But in the first example it is treated in the mode of continuity
(1a) as part of the subject (1b) while in the second example it
is treated in the mode of difference (2a) as an exterior (2b).
The addition - something additional - must be external, is an
external spacing of the subject. It is an external spacing of
the subject, but it remains being something different.
The consequences of this tiny shift towards a concept of addition
are both interesting and significant. The continuity that marked
the relation of technology in the model of appropriation - the
perfect integration - is replaced by the difference. It is this
difference, which binds the two together. With the model of addition
structured by difference we could actually find a connection to
post-modern theory.

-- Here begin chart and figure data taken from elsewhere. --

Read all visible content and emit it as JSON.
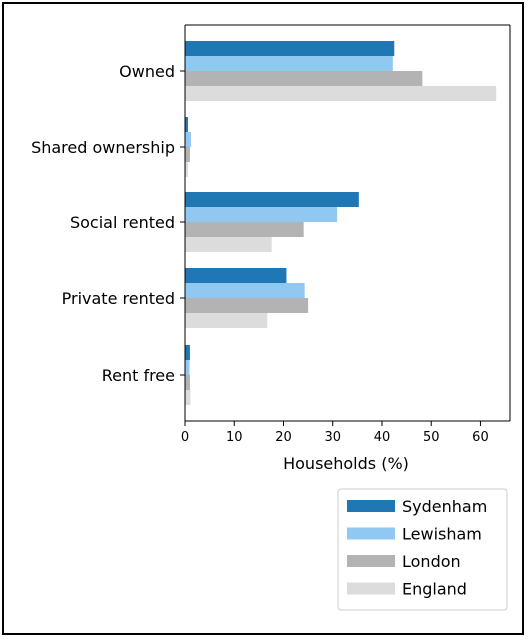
{
  "chart_data": {
    "type": "bar",
    "orientation": "horizontal",
    "categories": [
      "Owned",
      "Shared ownership",
      "Social rented",
      "Private rented",
      "Rent free"
    ],
    "series": [
      {
        "name": "Sydenham",
        "color": "#1f77b4",
        "values": [
          42.5,
          0.6,
          35.3,
          20.6,
          1.0
        ]
      },
      {
        "name": "Lewisham",
        "color": "#8fc8f0",
        "values": [
          42.2,
          1.2,
          30.9,
          24.3,
          0.9
        ]
      },
      {
        "name": "London",
        "color": "#b3b3b3",
        "values": [
          48.2,
          1.0,
          24.1,
          25.0,
          1.0
        ]
      },
      {
        "name": "England",
        "color": "#dcdcdc",
        "values": [
          63.2,
          0.6,
          17.6,
          16.7,
          1.1
        ]
      }
    ],
    "xlabel": "Households (%)",
    "xlim": [
      0,
      66
    ],
    "xticks": [
      0,
      10,
      20,
      30,
      40,
      50,
      60
    ],
    "legend_position": "bottom-right",
    "grid": false
  }
}
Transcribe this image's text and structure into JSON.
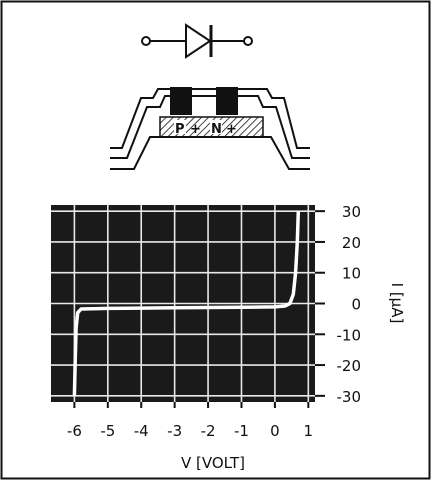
{
  "diagram": {
    "diode_symbol": "diode-symbol",
    "cross_section": {
      "p_label": "P",
      "n_label": "N",
      "plus_label": "+"
    }
  },
  "chart_data": {
    "type": "line",
    "title": "",
    "xlabel": "V [VOLT]",
    "ylabel": "I [µA]",
    "xlim": [
      -6.7,
      1.2
    ],
    "ylim": [
      -32,
      32
    ],
    "x_ticks": [
      "-6",
      "-5",
      "-4",
      "-3",
      "-2",
      "-1",
      "0",
      "1"
    ],
    "y_ticks": [
      "30",
      "20",
      "10",
      "0",
      "-10",
      "-20",
      "-30"
    ],
    "grid": true,
    "background": "#1a1a1a",
    "series": [
      {
        "color": "#ffffff",
        "points": [
          [
            -6.0,
            -30
          ],
          [
            -5.98,
            -20
          ],
          [
            -5.95,
            -8
          ],
          [
            -5.9,
            -3
          ],
          [
            -5.8,
            -1.8
          ],
          [
            -5.0,
            -1.6
          ],
          [
            -4.0,
            -1.5
          ],
          [
            -3.0,
            -1.4
          ],
          [
            -2.0,
            -1.3
          ],
          [
            -1.0,
            -1.2
          ],
          [
            0.0,
            -1.1
          ],
          [
            0.3,
            -0.8
          ],
          [
            0.45,
            0
          ],
          [
            0.55,
            3
          ],
          [
            0.62,
            10
          ],
          [
            0.67,
            20
          ],
          [
            0.7,
            30
          ]
        ]
      }
    ]
  }
}
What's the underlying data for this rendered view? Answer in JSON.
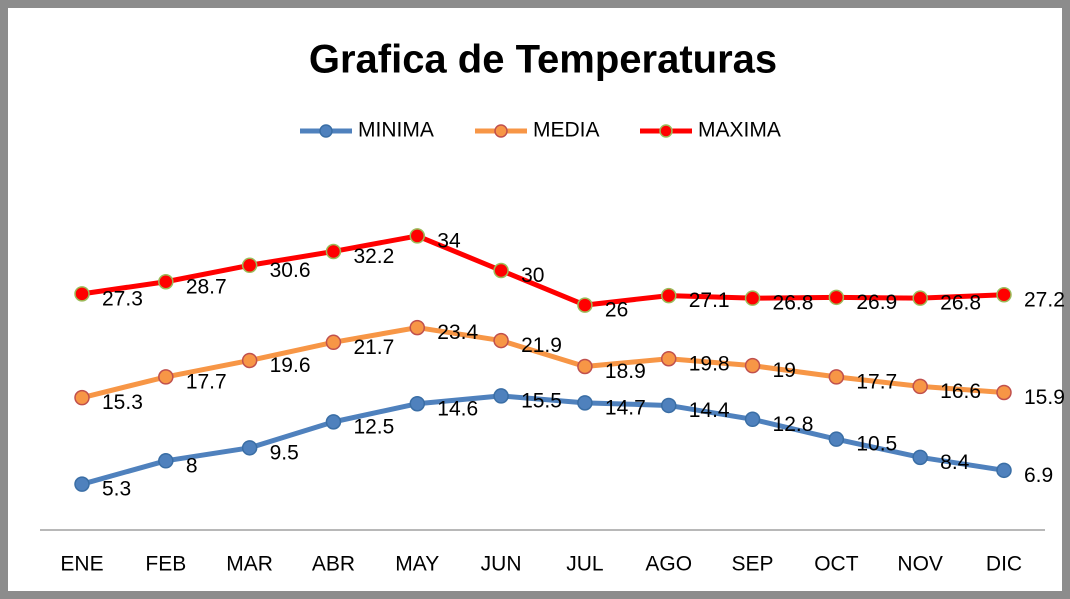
{
  "chart_data": {
    "type": "line",
    "title": "Grafica de Temperaturas",
    "categories": [
      "ENE",
      "FEB",
      "MAR",
      "ABR",
      "MAY",
      "JUN",
      "JUL",
      "AGO",
      "SEP",
      "OCT",
      "NOV",
      "DIC"
    ],
    "series": [
      {
        "name": "MINIMA",
        "color": "#4f81bd",
        "values": [
          5.3,
          8,
          9.5,
          12.5,
          14.6,
          15.5,
          14.7,
          14.4,
          12.8,
          10.5,
          8.4,
          6.9
        ]
      },
      {
        "name": "MEDIA",
        "color": "#f79646",
        "values": [
          15.3,
          17.7,
          19.6,
          21.7,
          23.4,
          21.9,
          18.9,
          19.8,
          19,
          17.7,
          16.6,
          15.9
        ]
      },
      {
        "name": "MAXIMA",
        "color": "#ff0000",
        "values": [
          27.3,
          28.7,
          30.6,
          32.2,
          34,
          30,
          26,
          27.1,
          26.8,
          26.9,
          26.8,
          27.2
        ]
      }
    ],
    "ylim": [
      0,
      40
    ],
    "legend": "top"
  }
}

But again we have to consider a shift. Post-modern
theory links the activity of the technology to the constitution
of the human. But does the technology therefore necessarily have
to be hierarchical? Do we have to follow the myth of creation
and link the constitution of something necessarily to the active
subject, which produces the object? Do we really need an engineer?
Again we exchange a specific part of the protocol from constituting
humanity by the active subject technology (1) to constituting
humanity by being its other (2). Sounds a little bit cryptic,
but let me explain. While in the first concept technology is producing
the human in a hierarchical relation (1a) subject-bound (1b) in
the mode of an creator and his creation (1b) - like the typewriter
producing the author - in the second concept technology is constituting
the human in the balanced relation of difference (2a) by being
its other (2b). This second concept of difference rises on the
assumption that there can never be one without the other. Every
constitution needs the trace of a difference - difference is the
condition for identification, for identity, for unity, because
one can only be identified simultaneously with the other. Being
- one concludes - is digital, at least. Technology then is not
anymore an active subject, producing humanity. Technology is the
formation of a difference. As the other side of humanity and in
its characteristic of being the other, it is constituting the
human. So technology constitutes a human subject by being its
imprint.
VII. But we do not have two theories
But we do not have two theories, which operate with the same
terms, share the attitude of their constellations and therefore
step next to each other. We do not have two different, two opposing
opinions that we smoothed, because we never really had two diverse
points of views. Their relation is complementary. Right from the
beginning - and one could analyse that even historically, I suppose
- right from the beginning both theories, the modern and the post-modern
one, have existed simultaneously.
The boundary between the human subject and technology is organized
by a double crossing, because technology is at the same time an
external spacing of the subject and the difference that constitutes
it. It is exactly this double crossing, the formation of the boundary,
the consistency of the "and", that marks the political
zone of the constellation. It can be applied not only to technology
but to all forms of extensions - copyright, property, memories,
identities, data and so forth. One could construct a differential
typology of forms of double crossings, but it would be the context
of a form that would define its political impact. Exactly because
of this Donna Haraway was right. Nothing these days is more important
than to take "pleasure in the confusion of boundaries and
(...) responsibility in their construction".